第4話思考、然る後実践
1の部屋は、最後の部屋らしかった。懐中電灯で照らした限り、次の部屋に続く扉は無さそうだし、それまでと同じく窓も無い。
僕は深呼吸する。
ここで謎が解けなければ、僕には本に辿り着く資格はないということだ――暗号曰く許可でさえない、通過点に過ぎない資格すらないということである。
ふと僕の中に、不安の蛇が首をもたげた。
それは今生まれたものではない。この廃墟に来てからずっと、どころか少女から暗号を渡されたあのときからその気配は感じていた。
だが、僕は見て見ぬふりを決め込んできた――気にしたら負け、そんな確信があったからだ。
積み重なったそれが今、無視できない程の高さとなっていた。
不安の正体は、ただの一文だ――もし資格がなかったら、僕はどうなるのか。
「………一先ず、灯りか」
ため息をついて、僕は部屋の中央に向かう。当たり前のようにそこにあった蝋燭に火を点し、本棚に向き直り、
「………うっ?!」
息を呑んだ。
そこには、これ迄の部屋に無かったものがあった。部屋の奥の本棚、その前の本の山が大量の血を流していたのだ。
「………………」
ぎくしゃくと、油の切れたブリキの玩具みたいに、僕はそこに歩み寄る。屈み、震える手で本の死体を拾い上げた。
血は、既に乾ききっていた。黒ずんだ血痕は中にも染みているらしく、飛び出す絵本みたいに不自然に膨らんでいる。
一山丸ごと、血痕に沈んでいる。
見上げると、本棚も血が飛び散っていた。拭った様子もないその跡は、黒く染まるほど放置されて尚不気味な気配を残していた。
「………これは………これが」
これが、答えか。僕は震える身体の奥で冷静に考えていた。
不安に対する答えは、最悪の形で示されていた――資格がなかったらどうなるのか、この血が全てを物語っている。

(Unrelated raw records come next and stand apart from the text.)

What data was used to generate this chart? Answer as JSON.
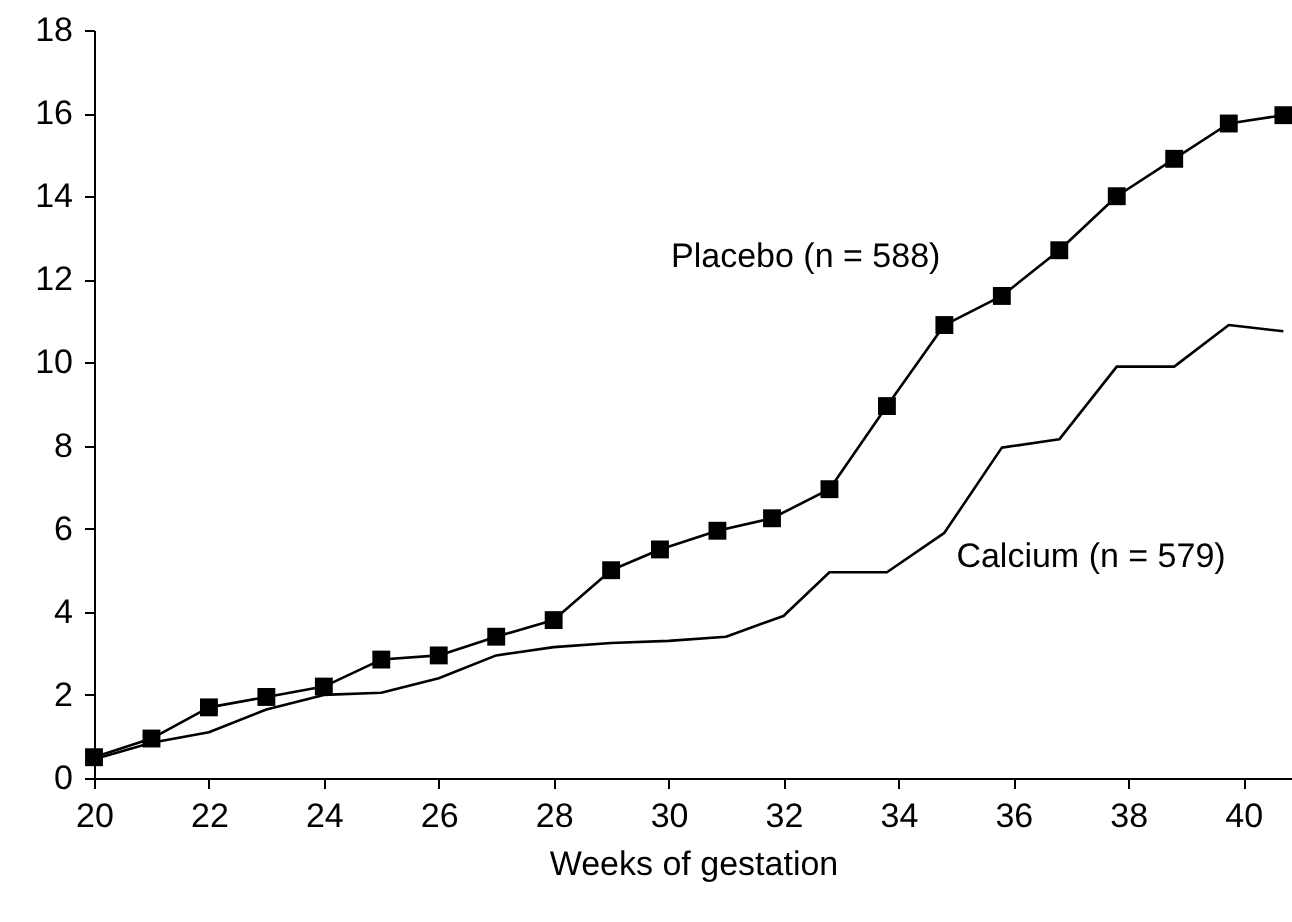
{
  "chart_data": {
    "type": "line",
    "xlabel": "Weeks of gestation",
    "xlim": [
      20,
      40.85
    ],
    "xticks": [
      20,
      22,
      24,
      26,
      28,
      30,
      32,
      34,
      36,
      38,
      40
    ],
    "ylim": [
      0,
      18
    ],
    "yticks": [
      0,
      2,
      4,
      6,
      8,
      10,
      12,
      14,
      16,
      18
    ],
    "grid": false,
    "line_style": "solid",
    "series": [
      {
        "name": "Placebo (n = 588)",
        "color": "#000000",
        "marker": "square",
        "x": [
          20,
          21,
          22,
          23,
          24,
          25,
          26,
          27,
          28,
          29,
          29.85,
          30.85,
          31.8,
          32.8,
          33.8,
          34.8,
          35.8,
          36.8,
          37.8,
          38.8,
          39.75,
          40.7
        ],
        "values": [
          0.5,
          0.95,
          1.7,
          1.95,
          2.2,
          2.85,
          2.95,
          3.4,
          3.8,
          5.0,
          5.5,
          5.95,
          6.25,
          6.95,
          8.95,
          10.9,
          11.6,
          12.7,
          14.0,
          14.9,
          15.75,
          15.95
        ]
      },
      {
        "name": "Calcium (n = 579)",
        "color": "#000000",
        "marker": "none",
        "x": [
          20,
          21,
          22,
          23,
          24,
          25,
          26,
          27,
          28,
          29,
          30,
          31,
          32,
          32.8,
          33.8,
          34.8,
          35.8,
          36.8,
          37.8,
          38.8,
          39.75,
          40.7
        ],
        "values": [
          0.45,
          0.85,
          1.1,
          1.65,
          2.0,
          2.05,
          2.4,
          2.95,
          3.15,
          3.25,
          3.3,
          3.4,
          3.9,
          4.95,
          4.95,
          5.9,
          7.95,
          8.15,
          9.9,
          9.9,
          10.9,
          10.75
        ]
      }
    ]
  }
}
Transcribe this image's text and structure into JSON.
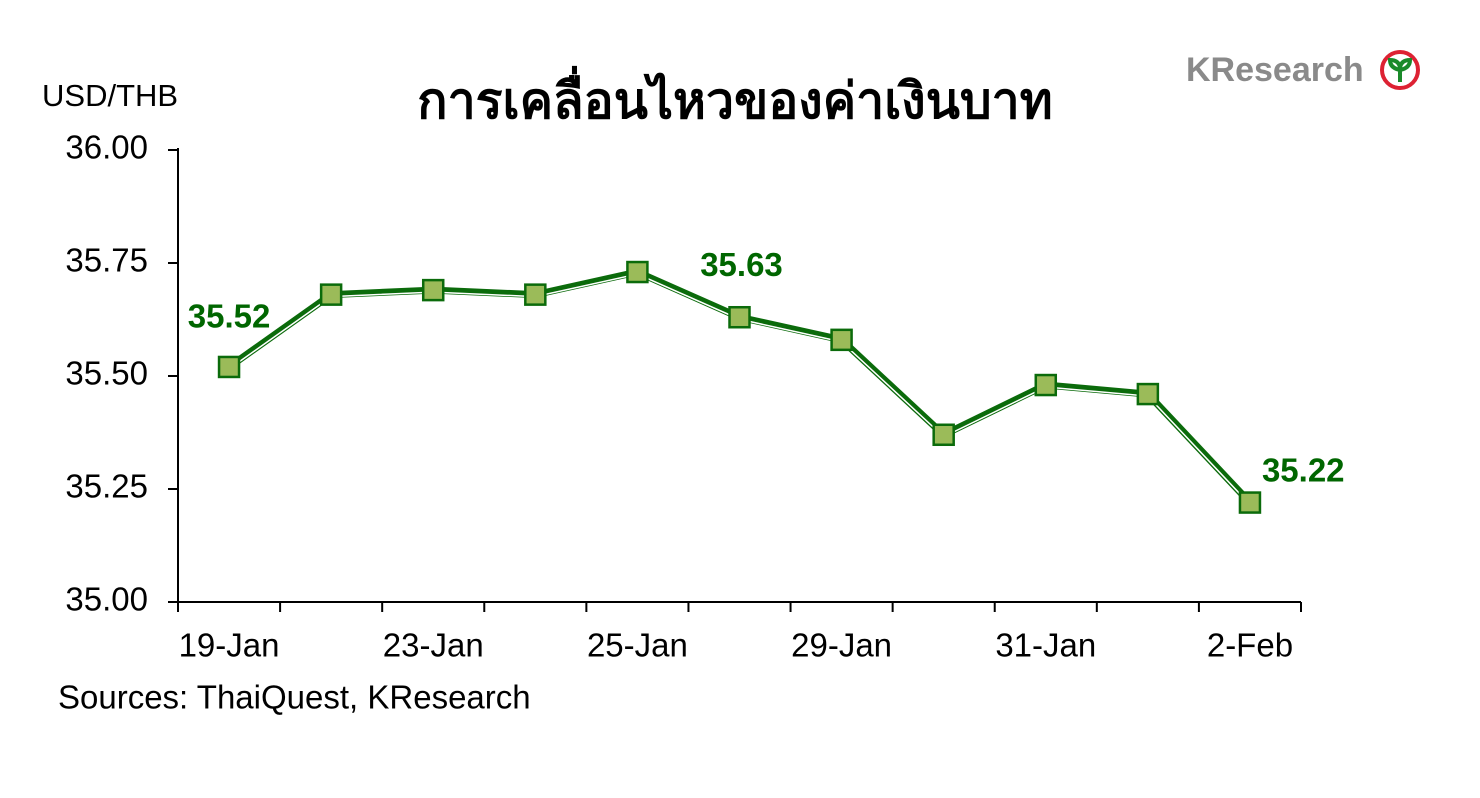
{
  "chart_data": {
    "type": "line",
    "title": "การเคลื่อนไหวของค่าเงินบาท",
    "y_label": "USD/THB",
    "source": "Sources: ThaiQuest, KResearch",
    "logo": "KResearch",
    "categories": [
      "19-Jan",
      null,
      "23-Jan",
      null,
      "25-Jan",
      null,
      "29-Jan",
      null,
      "31-Jan",
      null,
      "2-Feb"
    ],
    "series": [
      {
        "name": "USD/THB",
        "color": "#0b6b0b",
        "marker_color": "#9bbb59",
        "values": [
          35.52,
          35.68,
          35.69,
          35.68,
          35.73,
          35.63,
          35.58,
          35.37,
          35.48,
          35.46,
          35.22
        ],
        "value_labels": [
          "35.52",
          null,
          null,
          null,
          null,
          "35.63",
          null,
          null,
          null,
          null,
          "35.22"
        ]
      }
    ],
    "ylim": [
      35.0,
      36.0
    ],
    "yticks": [
      {
        "value": 35.0,
        "label": "35.00"
      },
      {
        "value": 35.25,
        "label": "35.25"
      },
      {
        "value": 35.5,
        "label": "35.50"
      },
      {
        "value": 35.75,
        "label": "35.75"
      },
      {
        "value": 36.0,
        "label": "36.00"
      }
    ]
  }
}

僕の前に訪れた者は、無資格者だったらしい。その為、彼は許可されなかったわけだ――本を探すことも、生きたまま立ち去ることも。
「………どうする」
僕は、思わず呟いていた。内面は自問自答の嵐だ。僕には、資格があるか?それを試す勇気があるか?――命を賭けて。
帰るなら、今だ。今ならまだ、きっと間に合う。外はもう暗いだろうが構うことはない。とにかく館から離れて、それから朝を待とう。
帰ろう。僕の理性は優しく囁いた。
イヤだ。僕は、首を振る。
どうやら話に信憑性が出てきた所じゃあないか、これからが良いところだ。大体常々思っていたろう、無為に生きたくない、無駄に死にたくないと。なら、益々良いところだ。ここでの生き死には、人生の結末と同じだ。
ここで駄目なら、僕は一生【読めない本】は手に入れられない。そんな一生なら、いっそ短い方が良いだろう。
僕の中の無謀さは、強気に笑った。僕の外も、同じように笑っていた。
「………とはいえ、ここにも手掛かりらしきものはないか………」
一通り部屋を見終えると、僕は嘆息した。本が散らばる部屋には、それまでと同じく変わったところは何もなかった。見繕って調べた本も、貴重ではあるが普通の本か、或いは白紙だったし。
「和書の翻訳も在るのは凄いけどな………」
英訳された日本作家の推理小説をぱらぱらと流し読み、僕は床に腰を下ろした。
「疲れた………」
調べて判ったのだが、ここには本棚以外の物が極端に少ない。窓が無いのは既出だが、
家からは人が見えて、部屋からはその生活が見えるものだ。この廃墟からは、そのどちらも見えてこない。
本の数からは相当な読書家を想像させるが、整理されていないのは否定材料だ。
机の上の燭台は読むのに便利だろうが、椅子が無いのが不便に過ぎる。
何もかもちぐはぐで、中途半端で、巧く噛み合わない印象の部屋。強いて言えば無駄なものは置かない主義といったところか。
「………………」
ふと、何かが引っ掛かった。
見るともなしに眺めた本棚。その光景に何か違和感を感じたような気がする。
その違和感が、先刻自分で考えた事と噛み合ったような………。
「………無駄なものは置かない。必要なものしかない………許可………まさか!?」
慌てて、僕は暗号のコピーを取り出した。その文面を読み、それから本棚と、その下に散らばる本の山へと視線を移す。
そして。
「わかったぞ………!!」
僕は、高らかに笑い声を上げた。
僕の勝ちだ。【読めない本】は、直ぐ目の前にあった。